昼、千駄ヶ谷にあるデザイナーさんの事務所で、「撮り・旅!」の打ち合わせ。一部分だけ再度出してもらった色校と、インクジェット出力した残りのページの色味などを確認。大きな問題もなく、この後は印刷会社さんにお任せすることになる。

「‥‥これで、校了‥‥ですよね?」と僕。
「そうですよ、もちろん」

何だか、最後はちょっとあっけなくて、すぐには実感が湧いてこなかった。打ち合わせを終えた後、一人で新宿まで歩き、喫茶店でアイスコーヒーをすすり、本屋をうろうろ。そうするうち、少しずつ、じわじわと感じるようになった。ああ、終わったんだなあ、また一冊、と。

三鷹に戻り、駅の近くで本を買い、喫茶店で3分の1読み、居酒屋に場所を移して3分の1読む。本を読みつつ、一人酒。何だかいろいろたがが外れた感じだが、悪くない。そういえば、今日は七夕か。

作戦会議

午後、「撮り・旅!」の色校の入った包みを抱えて、千駄ヶ谷にあるデザイナーさんの事務所へ。中に入ると、打ち合わせスペースには出版社の担当編集さんの他、印刷所の担当者の方々が四人も。デザイナーさんたちを加え、計八人での打ち合わせ。

今日の打ち合わせは、デザイナーさんからの提案。単に色校に個別の写真への指示をつけて戻すより、全員で集まって意見の擦り合わせをして、この後の印刷にあたっての方針を確認しておいた方がより確実ということで、こういう場を設けることになった。
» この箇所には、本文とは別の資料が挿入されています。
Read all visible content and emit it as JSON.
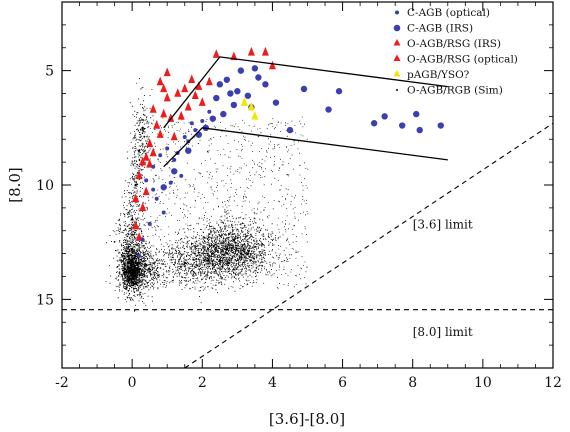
{
  "chart_data": {
    "type": "scatter",
    "title": "",
    "xlabel": "[3.6]-[8.0]",
    "ylabel": "[8.0]",
    "xlim": [
      -2,
      12
    ],
    "ylim": [
      18,
      2
    ],
    "y_inverted": true,
    "xticks": [
      -2,
      0,
      2,
      4,
      6,
      8,
      10,
      12
    ],
    "xtick_labels": [
      "-2",
      "0",
      "2",
      "4",
      "6",
      "8",
      "10",
      "12"
    ],
    "yticks": [
      5,
      10,
      15
    ],
    "ytick_labels": [
      "5",
      "10",
      "15"
    ],
    "grid": false,
    "legend_position": "top-right",
    "series": [
      {
        "name": "C-AGB (optical)",
        "marker": "small-circle",
        "color": "#3b3fb0",
        "points": [
          [
            0.4,
            9.8
          ],
          [
            0.6,
            9.2
          ],
          [
            0.8,
            8.7
          ],
          [
            1.0,
            8.4
          ],
          [
            1.2,
            8.9
          ],
          [
            1.4,
            9.6
          ],
          [
            1.6,
            8.1
          ],
          [
            1.8,
            7.6
          ],
          [
            2.0,
            7.2
          ],
          [
            0.7,
            10.6
          ],
          [
            0.9,
            11.2
          ],
          [
            1.1,
            9.9
          ],
          [
            0.5,
            11.7
          ],
          [
            0.3,
            12.4
          ],
          [
            1.5,
            7.9
          ],
          [
            2.2,
            6.8
          ],
          [
            0.2,
            13.1
          ],
          [
            0.6,
            10.2
          ],
          [
            1.3,
            8.6
          ],
          [
            1.7,
            7.3
          ]
        ]
      },
      {
        "name": "C-AGB (IRS)",
        "marker": "large-circle",
        "color": "#3b3fb0",
        "points": [
          [
            2.4,
            6.2
          ],
          [
            2.7,
            5.4
          ],
          [
            2.9,
            6.5
          ],
          [
            3.1,
            5.0
          ],
          [
            3.3,
            6.1
          ],
          [
            3.5,
            4.9
          ],
          [
            3.8,
            5.6
          ],
          [
            4.1,
            6.4
          ],
          [
            4.5,
            7.6
          ],
          [
            4.9,
            5.8
          ],
          [
            5.6,
            6.7
          ],
          [
            5.9,
            5.9
          ],
          [
            6.9,
            7.3
          ],
          [
            7.2,
            7.0
          ],
          [
            7.7,
            7.4
          ],
          [
            8.1,
            6.9
          ],
          [
            8.2,
            7.6
          ],
          [
            8.8,
            7.4
          ],
          [
            2.3,
            7.1
          ],
          [
            2.6,
            6.9
          ],
          [
            3.0,
            5.9
          ],
          [
            2.8,
            6.0
          ],
          [
            3.6,
            5.3
          ],
          [
            1.6,
            8.5
          ],
          [
            1.9,
            7.8
          ],
          [
            2.1,
            7.5
          ],
          [
            1.2,
            9.4
          ],
          [
            0.9,
            10.1
          ],
          [
            3.4,
            6.6
          ],
          [
            2.5,
            5.6
          ]
        ]
      },
      {
        "name": "O-AGB/RSG (IRS)",
        "marker": "triangle",
        "color": "#ee1c1c",
        "points": [
          [
            4.0,
            4.8
          ],
          [
            3.4,
            4.2
          ],
          [
            2.9,
            4.4
          ],
          [
            2.4,
            4.3
          ],
          [
            3.8,
            4.2
          ],
          [
            2.2,
            5.5
          ],
          [
            1.9,
            5.7
          ],
          [
            2.0,
            6.4
          ],
          [
            1.6,
            6.6
          ],
          [
            1.4,
            7.0
          ],
          [
            1.2,
            7.9
          ],
          [
            0.9,
            6.9
          ],
          [
            0.7,
            7.4
          ],
          [
            0.5,
            8.2
          ],
          [
            0.3,
            9.0
          ]
        ]
      },
      {
        "name": "O-AGB/RSG (optical)",
        "marker": "triangle",
        "color": "#ee1c1c",
        "points": [
          [
            0.2,
            9.6
          ],
          [
            0.4,
            10.3
          ],
          [
            0.5,
            9.1
          ],
          [
            0.6,
            8.6
          ],
          [
            0.8,
            7.8
          ],
          [
            1.0,
            6.2
          ],
          [
            1.1,
            7.1
          ],
          [
            1.3,
            6.0
          ],
          [
            0.3,
            11.0
          ],
          [
            0.1,
            11.8
          ],
          [
            0.2,
            12.3
          ],
          [
            0.4,
            8.8
          ],
          [
            0.6,
            6.7
          ],
          [
            0.8,
            5.5
          ],
          [
            0.9,
            5.8
          ],
          [
            1.0,
            5.1
          ],
          [
            1.5,
            5.8
          ],
          [
            1.7,
            5.4
          ],
          [
            1.8,
            6.1
          ],
          [
            0.1,
            10.6
          ]
        ]
      },
      {
        "name": "pAGB/YSO?",
        "marker": "triangle",
        "color": "#f2e400",
        "points": [
          [
            3.4,
            6.6
          ],
          [
            3.2,
            6.4
          ],
          [
            3.5,
            7.0
          ]
        ]
      },
      {
        "name": "O-AGB/RGB (Sim)",
        "marker": "dot",
        "color": "#000000",
        "points": [
          [
            -0.1,
            13.6
          ],
          [
            0.0,
            13.9
          ],
          [
            0.1,
            13.4
          ],
          [
            0.0,
            12.8
          ],
          [
            0.2,
            13.8
          ],
          [
            2.3,
            13.0
          ],
          [
            2.7,
            12.8
          ],
          [
            3.1,
            13.0
          ],
          [
            2.5,
            13.3
          ],
          [
            2.9,
            12.4
          ],
          [
            1.5,
            13.4
          ],
          [
            0.0,
            11.5
          ],
          [
            0.1,
            10.0
          ],
          [
            0.2,
            8.5
          ],
          [
            0.3,
            7.5
          ]
        ]
      }
    ],
    "boundary_lines": [
      {
        "x": [
          0.9,
          2.5,
          9.0
        ],
        "y": [
          7.5,
          4.4,
          5.7
        ]
      },
      {
        "x": [
          0.9,
          2.0,
          9.0
        ],
        "y": [
          9.2,
          7.5,
          8.9
        ]
      }
    ],
    "limit_lines": [
      {
        "label": "[3.6] limit",
        "style": "dashed",
        "x": [
          1.5,
          12.0
        ],
        "y": [
          18.0,
          7.3
        ]
      },
      {
        "label": "[8.0] limit",
        "style": "dashed",
        "x": [
          -2.0,
          12.0
        ],
        "y": [
          15.45,
          15.45
        ]
      }
    ],
    "annotations": [
      {
        "text": "[3.6] limit",
        "x": 8.0,
        "y": 11.9
      },
      {
        "text": "[8.0] limit",
        "x": 8.0,
        "y": 16.6
      }
    ]
  }
}
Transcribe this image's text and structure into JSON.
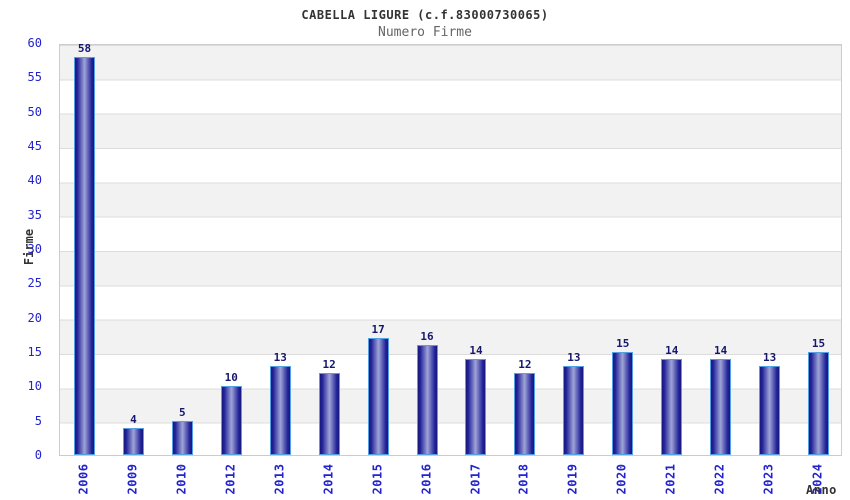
{
  "chart_data": {
    "type": "bar",
    "title": "CABELLA LIGURE (c.f.83000730065)",
    "subtitle": "Numero Firme",
    "categories": [
      "2006",
      "2009",
      "2010",
      "2012",
      "2013",
      "2014",
      "2015",
      "2016",
      "2017",
      "2018",
      "2019",
      "2020",
      "2021",
      "2022",
      "2023",
      "2024"
    ],
    "values": [
      58,
      4,
      5,
      10,
      13,
      12,
      17,
      16,
      14,
      12,
      13,
      15,
      14,
      14,
      13,
      15
    ],
    "xlabel": "Anno",
    "ylabel": "Firme",
    "ylim": [
      0,
      60
    ],
    "yticks": [
      0,
      5,
      10,
      15,
      20,
      25,
      30,
      35,
      40,
      45,
      50,
      55,
      60
    ],
    "grid": true,
    "legend_position": "none",
    "band_fill": true,
    "colors": {
      "tick_label": "#2323cd",
      "value_label": "#17176e",
      "title": "#333333",
      "subtitle": "#666666",
      "axis_title": "#333333",
      "bar_border": "#55a0e5",
      "bar_dark": "#17177e",
      "bar_light": "#9fa4d6",
      "band_gray": "#f2f2f2",
      "gridline": "#dcdcdc",
      "plot_border": "#cccccc",
      "background": "#ffffff"
    }
  }
}
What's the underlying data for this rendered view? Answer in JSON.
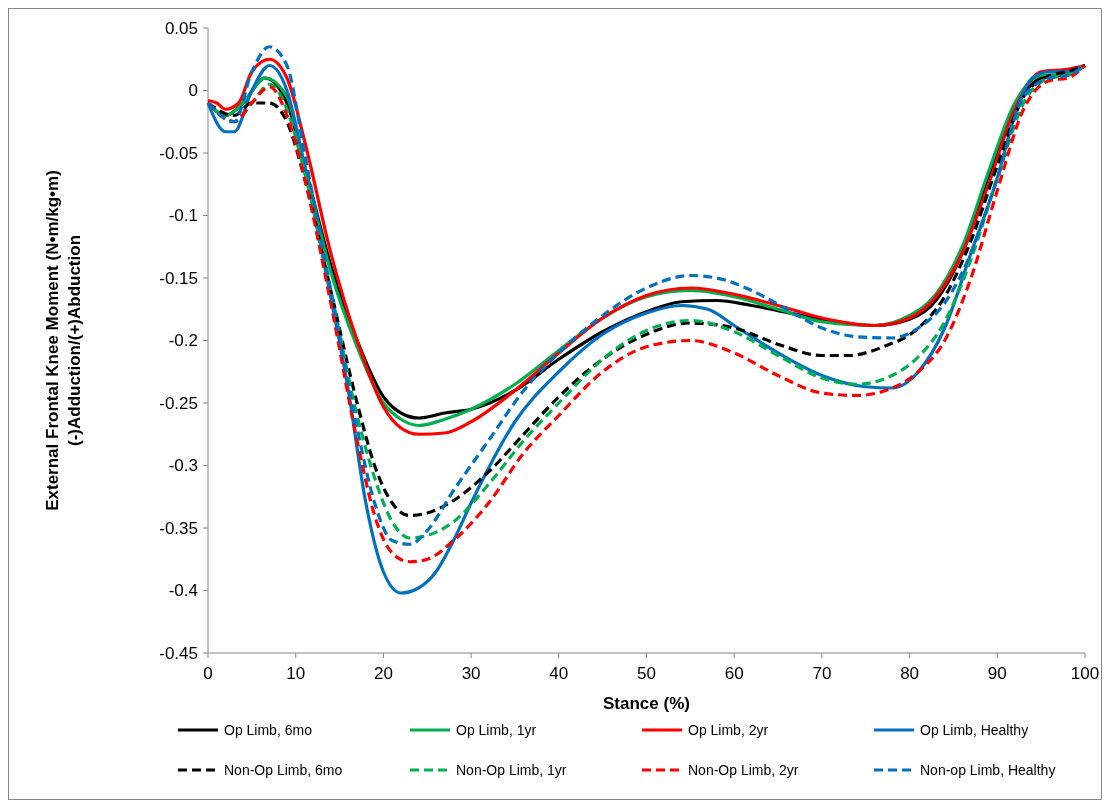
{
  "chart_data": {
    "type": "line",
    "xlabel": "Stance (%)",
    "ylabel": "External Frontal Knee Moment (N•m/kg•m)\n(-)Adduction/(+)Abduction",
    "xlim": [
      0,
      100
    ],
    "xticks": [
      0,
      10,
      20,
      30,
      40,
      50,
      60,
      70,
      80,
      90,
      100
    ],
    "ylim": [
      -0.45,
      0.05
    ],
    "yticks": [
      -0.45,
      -0.4,
      -0.35,
      -0.3,
      -0.25,
      -0.2,
      -0.15,
      -0.1,
      -0.05,
      0,
      0.05
    ],
    "grid": false,
    "legend": "bottom",
    "series": [
      {
        "name": "Op Limb, 6mo",
        "color": "#000000",
        "line_style": "solid",
        "x": [
          0,
          2,
          4,
          6.5,
          9,
          11,
          14,
          17,
          20,
          22,
          24,
          27,
          30,
          35,
          40,
          45,
          50,
          54,
          58,
          62,
          70,
          76,
          80,
          83,
          86,
          89,
          92,
          95,
          98,
          100
        ],
        "values": [
          -0.01,
          -0.02,
          -0.01,
          0.01,
          -0.01,
          -0.06,
          -0.14,
          -0.2,
          -0.245,
          -0.258,
          -0.262,
          -0.258,
          -0.255,
          -0.24,
          -0.215,
          -0.193,
          -0.177,
          -0.169,
          -0.168,
          -0.172,
          -0.183,
          -0.188,
          -0.183,
          -0.168,
          -0.13,
          -0.07,
          -0.015,
          0.01,
          0.013,
          0.02
        ]
      },
      {
        "name": "Op Limb, 1yr",
        "color": "#00b050",
        "line_style": "solid",
        "x": [
          0,
          2,
          4,
          6.5,
          9,
          11,
          14,
          17,
          20,
          22,
          24,
          27,
          30,
          35,
          40,
          45,
          50,
          55,
          60,
          65,
          70,
          76,
          80,
          83,
          86,
          89,
          92,
          95,
          98,
          100
        ],
        "values": [
          -0.01,
          -0.02,
          -0.01,
          0.01,
          -0.005,
          -0.06,
          -0.145,
          -0.205,
          -0.25,
          -0.263,
          -0.268,
          -0.263,
          -0.255,
          -0.235,
          -0.208,
          -0.182,
          -0.165,
          -0.16,
          -0.165,
          -0.175,
          -0.185,
          -0.188,
          -0.18,
          -0.163,
          -0.125,
          -0.065,
          -0.01,
          0.012,
          0.013,
          0.02
        ]
      },
      {
        "name": "Op Limb, 2yr",
        "color": "#ff0000",
        "line_style": "solid",
        "x": [
          0,
          1,
          2,
          3.5,
          5,
          7,
          9,
          11,
          14,
          17,
          20,
          22,
          24,
          27,
          30,
          35,
          40,
          45,
          50,
          55,
          60,
          65,
          70,
          76,
          80,
          83,
          86,
          89,
          92,
          95,
          98,
          100
        ],
        "values": [
          -0.008,
          -0.01,
          -0.015,
          -0.01,
          0.015,
          0.025,
          0.01,
          -0.04,
          -0.13,
          -0.2,
          -0.253,
          -0.27,
          -0.275,
          -0.274,
          -0.265,
          -0.24,
          -0.21,
          -0.182,
          -0.164,
          -0.158,
          -0.163,
          -0.172,
          -0.182,
          -0.188,
          -0.182,
          -0.165,
          -0.13,
          -0.075,
          -0.015,
          0.015,
          0.017,
          0.02
        ]
      },
      {
        "name": "Op Limb, Healthy",
        "color": "#0070c0",
        "line_style": "solid",
        "x": [
          0,
          2,
          3,
          5,
          7,
          9,
          11,
          13,
          16,
          18,
          20,
          22,
          24,
          26,
          28,
          30,
          35,
          40,
          45,
          50,
          54,
          57,
          60,
          65,
          70,
          75,
          78,
          81,
          84,
          87,
          90,
          92,
          94,
          96,
          98,
          100
        ],
        "values": [
          -0.01,
          -0.033,
          -0.033,
          0,
          0.02,
          0,
          -0.06,
          -0.13,
          -0.24,
          -0.33,
          -0.385,
          -0.402,
          -0.398,
          -0.385,
          -0.36,
          -0.33,
          -0.265,
          -0.225,
          -0.195,
          -0.178,
          -0.172,
          -0.175,
          -0.188,
          -0.21,
          -0.228,
          -0.237,
          -0.238,
          -0.225,
          -0.19,
          -0.13,
          -0.07,
          -0.02,
          0.01,
          0.015,
          0.015,
          0.02
        ]
      },
      {
        "name": "Non-Op Limb, 6mo",
        "color": "#000000",
        "line_style": "dashed",
        "x": [
          0,
          3,
          5,
          7,
          9,
          11,
          14,
          17,
          19,
          21,
          23,
          25,
          28,
          32,
          36,
          40,
          45,
          50,
          55,
          60,
          65,
          70,
          73,
          77,
          81,
          84,
          87,
          90,
          93,
          96,
          98,
          100
        ],
        "values": [
          -0.01,
          -0.02,
          -0.01,
          -0.01,
          -0.025,
          -0.07,
          -0.16,
          -0.25,
          -0.3,
          -0.33,
          -0.34,
          -0.338,
          -0.328,
          -0.305,
          -0.275,
          -0.245,
          -0.215,
          -0.195,
          -0.186,
          -0.19,
          -0.203,
          -0.212,
          -0.212,
          -0.205,
          -0.19,
          -0.165,
          -0.12,
          -0.06,
          -0.005,
          0.012,
          0.015,
          0.02
        ]
      },
      {
        "name": "Non-Op Limb, 1yr",
        "color": "#00b050",
        "line_style": "dashed",
        "x": [
          0,
          3,
          5,
          7,
          9,
          11,
          14,
          17,
          19,
          21,
          23,
          25,
          28,
          32,
          36,
          40,
          45,
          50,
          55,
          60,
          65,
          70,
          74,
          78,
          81,
          84,
          87,
          90,
          93,
          96,
          98,
          100
        ],
        "values": [
          -0.01,
          -0.025,
          -0.01,
          0.005,
          -0.015,
          -0.065,
          -0.16,
          -0.26,
          -0.31,
          -0.345,
          -0.358,
          -0.356,
          -0.345,
          -0.315,
          -0.28,
          -0.25,
          -0.215,
          -0.192,
          -0.184,
          -0.193,
          -0.212,
          -0.23,
          -0.235,
          -0.228,
          -0.213,
          -0.185,
          -0.135,
          -0.07,
          -0.01,
          0.01,
          0.012,
          0.02
        ]
      },
      {
        "name": "Non-Op Limb, 2yr",
        "color": "#ff0000",
        "line_style": "dashed",
        "x": [
          0,
          3,
          5,
          7,
          9,
          11,
          14,
          17,
          19,
          21,
          23,
          25,
          28,
          32,
          36,
          40,
          45,
          50,
          55,
          60,
          65,
          70,
          74,
          78,
          81,
          84,
          87,
          90,
          93,
          96,
          98,
          100
        ],
        "values": [
          -0.01,
          -0.025,
          -0.01,
          0.003,
          -0.02,
          -0.07,
          -0.17,
          -0.28,
          -0.34,
          -0.37,
          -0.377,
          -0.375,
          -0.36,
          -0.33,
          -0.29,
          -0.26,
          -0.225,
          -0.205,
          -0.2,
          -0.21,
          -0.228,
          -0.242,
          -0.244,
          -0.238,
          -0.225,
          -0.2,
          -0.15,
          -0.08,
          -0.015,
          0.008,
          0.01,
          0.02
        ]
      },
      {
        "name": "Non-op Limb, Healthy",
        "color": "#0070c0",
        "line_style": "dashed",
        "x": [
          0,
          3,
          5,
          7,
          9,
          11,
          14,
          17,
          19,
          21,
          23,
          25,
          28,
          32,
          36,
          40,
          45,
          50,
          55,
          58,
          62,
          66,
          70,
          74,
          78,
          81,
          84,
          87,
          90,
          93,
          96,
          98,
          100
        ],
        "values": [
          -0.01,
          -0.025,
          0.015,
          0.035,
          0.02,
          -0.05,
          -0.16,
          -0.27,
          -0.33,
          -0.36,
          -0.363,
          -0.352,
          -0.32,
          -0.28,
          -0.24,
          -0.21,
          -0.18,
          -0.158,
          -0.148,
          -0.15,
          -0.16,
          -0.175,
          -0.19,
          -0.197,
          -0.198,
          -0.19,
          -0.17,
          -0.13,
          -0.07,
          -0.005,
          0.01,
          0.012,
          0.02
        ]
      }
    ]
  }
}
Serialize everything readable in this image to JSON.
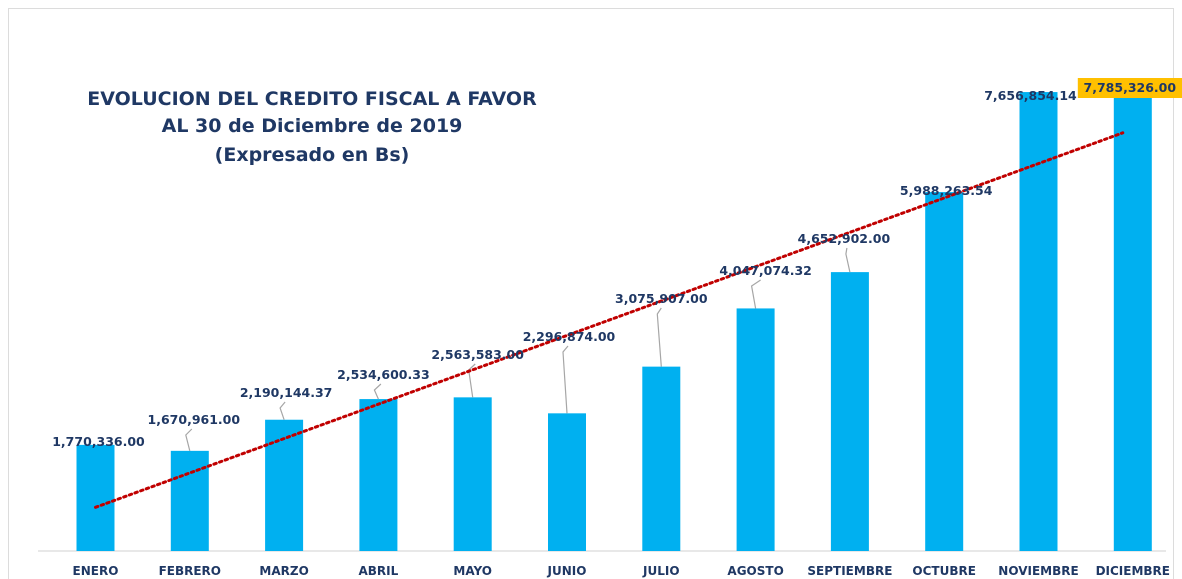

面付けした色校を広げたワーキングテーブルを大勢で囲んで、ここはどうだ、あそこはどうする、と話し合っていると、何だかラスボスとの最終決戦に臨む作戦会議をしてるような気分になった。脳内BGMはおなじみのこれ(笑)。

それにしても、ここに至るまで、若干の余裕を持たせたスケジュールにしておいて、本当に助かった。来週明けにもう一度、一部のページの色校を出し直して確認することになったが、それで問題なければ、今度こそ校了だ。いよいよ、本ができあがる。

気を抜けない

午前中に、デザイナーさんから今作ってる本の色校正が入った大きな包みが届く。リビングの机の上で、面付けされた状態の大きな色校を広げ、各写真家さんから送られてきた指示を参考に、写真を一枚々々チェックしていく。

今回の「撮り・旅! 地球を撮り歩く旅人たち」は、ほとんどのページに写真が使われていて、それぞれのテイストも千差万別なので、印刷にはことのほか気を遣う。本当はもう一回ダメ押しで簡易色校正を出したいところなのだが、諸事情(時間とか、予算とか)で難しいと言われてしまったので、デザイナーさんと一緒に印刷所に行って、最後の最後に印刷の現場で確認させてもらうしかないかな、と考えている。

ここで気を抜いたら、今までの苦労がすべて水の泡になってしまう。少しでもいい本を作るために、やらねば。